Talking about a possible revival in the next financial year, Acharya argues that “there are many institutional and policy impediments to India recovering her high-growth performance”.

He identifies them — an unemployment crisis, significantly overvalued exchange rate that has stagnated export, a banking system dominated by the public sector, a decade of high fiscal deficits and public sector borrowings, distorted agricultural marketing, inefficient infrastructure, heavy-handed and unresponsive bureaucracy and an inadequately resourced judicial and police systems.

Thus, over the next five years, the average GDP growth may “well remain in the 5-6 per cent range”.

India should rid its trade policy of outdated priorities

Manoj Pant | Director of Indian Institute of Foreign Trade
Mint

Pant calls for a more holistic approach to India’s trade policy given the government’s aim for a $5 trillion economy by 2024-25 and the changing nature of global trade.
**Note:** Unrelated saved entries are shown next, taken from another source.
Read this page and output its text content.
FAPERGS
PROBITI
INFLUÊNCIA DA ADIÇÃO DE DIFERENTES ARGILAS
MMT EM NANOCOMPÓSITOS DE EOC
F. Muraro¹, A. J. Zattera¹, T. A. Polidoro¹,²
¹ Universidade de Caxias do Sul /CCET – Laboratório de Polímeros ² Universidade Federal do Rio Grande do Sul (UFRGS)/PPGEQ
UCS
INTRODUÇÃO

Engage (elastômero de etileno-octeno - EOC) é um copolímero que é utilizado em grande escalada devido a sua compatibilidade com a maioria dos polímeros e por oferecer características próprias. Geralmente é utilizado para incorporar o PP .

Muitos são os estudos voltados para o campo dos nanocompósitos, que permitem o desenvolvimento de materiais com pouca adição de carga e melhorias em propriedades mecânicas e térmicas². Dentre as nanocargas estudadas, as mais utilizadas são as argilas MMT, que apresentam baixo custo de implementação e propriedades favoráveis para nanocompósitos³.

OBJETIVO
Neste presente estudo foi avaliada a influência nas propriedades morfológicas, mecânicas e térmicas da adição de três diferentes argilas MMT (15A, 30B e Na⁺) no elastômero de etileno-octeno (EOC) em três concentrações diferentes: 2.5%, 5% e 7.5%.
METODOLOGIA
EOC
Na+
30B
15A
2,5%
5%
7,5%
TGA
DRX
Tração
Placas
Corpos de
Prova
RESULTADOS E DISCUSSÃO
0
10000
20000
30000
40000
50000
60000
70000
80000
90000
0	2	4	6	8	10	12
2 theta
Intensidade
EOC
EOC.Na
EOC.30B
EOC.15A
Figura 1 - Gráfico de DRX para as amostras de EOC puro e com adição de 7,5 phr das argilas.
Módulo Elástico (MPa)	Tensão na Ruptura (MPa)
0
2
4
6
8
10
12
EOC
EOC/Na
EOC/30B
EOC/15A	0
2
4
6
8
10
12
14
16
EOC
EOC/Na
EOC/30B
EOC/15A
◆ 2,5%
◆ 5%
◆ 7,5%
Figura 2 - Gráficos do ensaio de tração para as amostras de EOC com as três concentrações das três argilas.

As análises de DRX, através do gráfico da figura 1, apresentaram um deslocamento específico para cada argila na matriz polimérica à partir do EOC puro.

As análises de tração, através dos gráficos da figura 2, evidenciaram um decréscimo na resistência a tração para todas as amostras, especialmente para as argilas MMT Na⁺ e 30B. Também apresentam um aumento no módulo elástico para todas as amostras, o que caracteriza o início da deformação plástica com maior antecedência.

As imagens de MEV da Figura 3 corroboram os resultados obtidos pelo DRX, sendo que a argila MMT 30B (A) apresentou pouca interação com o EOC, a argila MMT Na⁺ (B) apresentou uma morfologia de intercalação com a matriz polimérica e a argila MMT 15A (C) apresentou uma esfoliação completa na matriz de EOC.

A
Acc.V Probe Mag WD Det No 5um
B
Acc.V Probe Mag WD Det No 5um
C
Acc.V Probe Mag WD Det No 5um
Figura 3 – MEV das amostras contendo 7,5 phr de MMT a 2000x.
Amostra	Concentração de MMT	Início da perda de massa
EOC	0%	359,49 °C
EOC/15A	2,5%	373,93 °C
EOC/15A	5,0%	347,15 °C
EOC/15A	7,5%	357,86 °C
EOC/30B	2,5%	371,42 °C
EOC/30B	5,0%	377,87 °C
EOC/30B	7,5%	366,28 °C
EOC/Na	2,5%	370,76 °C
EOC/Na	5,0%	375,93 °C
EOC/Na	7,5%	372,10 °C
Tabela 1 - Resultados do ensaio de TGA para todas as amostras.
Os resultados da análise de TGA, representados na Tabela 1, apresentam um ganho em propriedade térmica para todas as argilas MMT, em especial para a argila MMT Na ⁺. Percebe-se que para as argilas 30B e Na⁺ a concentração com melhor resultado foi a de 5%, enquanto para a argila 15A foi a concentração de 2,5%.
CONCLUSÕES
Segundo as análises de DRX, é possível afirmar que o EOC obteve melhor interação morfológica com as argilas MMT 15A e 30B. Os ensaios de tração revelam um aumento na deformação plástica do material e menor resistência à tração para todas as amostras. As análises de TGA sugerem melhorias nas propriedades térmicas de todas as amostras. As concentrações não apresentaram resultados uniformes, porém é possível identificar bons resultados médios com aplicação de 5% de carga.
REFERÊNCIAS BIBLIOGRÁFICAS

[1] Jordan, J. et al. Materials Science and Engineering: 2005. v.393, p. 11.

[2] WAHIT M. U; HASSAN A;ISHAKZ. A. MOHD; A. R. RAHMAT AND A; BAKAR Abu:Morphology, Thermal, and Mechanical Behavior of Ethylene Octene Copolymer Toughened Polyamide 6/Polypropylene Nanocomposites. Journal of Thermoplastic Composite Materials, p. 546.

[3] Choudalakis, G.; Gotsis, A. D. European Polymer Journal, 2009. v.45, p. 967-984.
He lays out three elements of trade — trade in commodities (imports and exports), in services, and FDI.

India needs to account for the growing intra-industry, explains Pant, in which imports and exports are intertwined. In order to export more “value-added electronic products”, there also needs to be an improvement in export of information technology enabled services (ITeS). This will also help India “move up the technology ladder” and establish itself among global value chains, or GVCs.

This is important, writes Pant, because being on the international trade map make inroads into foreign transnational corporations (TNCs) which bring in overseas investment once they enter a market. Trade policy and FDI are slowly becoming “two sides of the same coin”, explains Pant, which is something to keep in mind.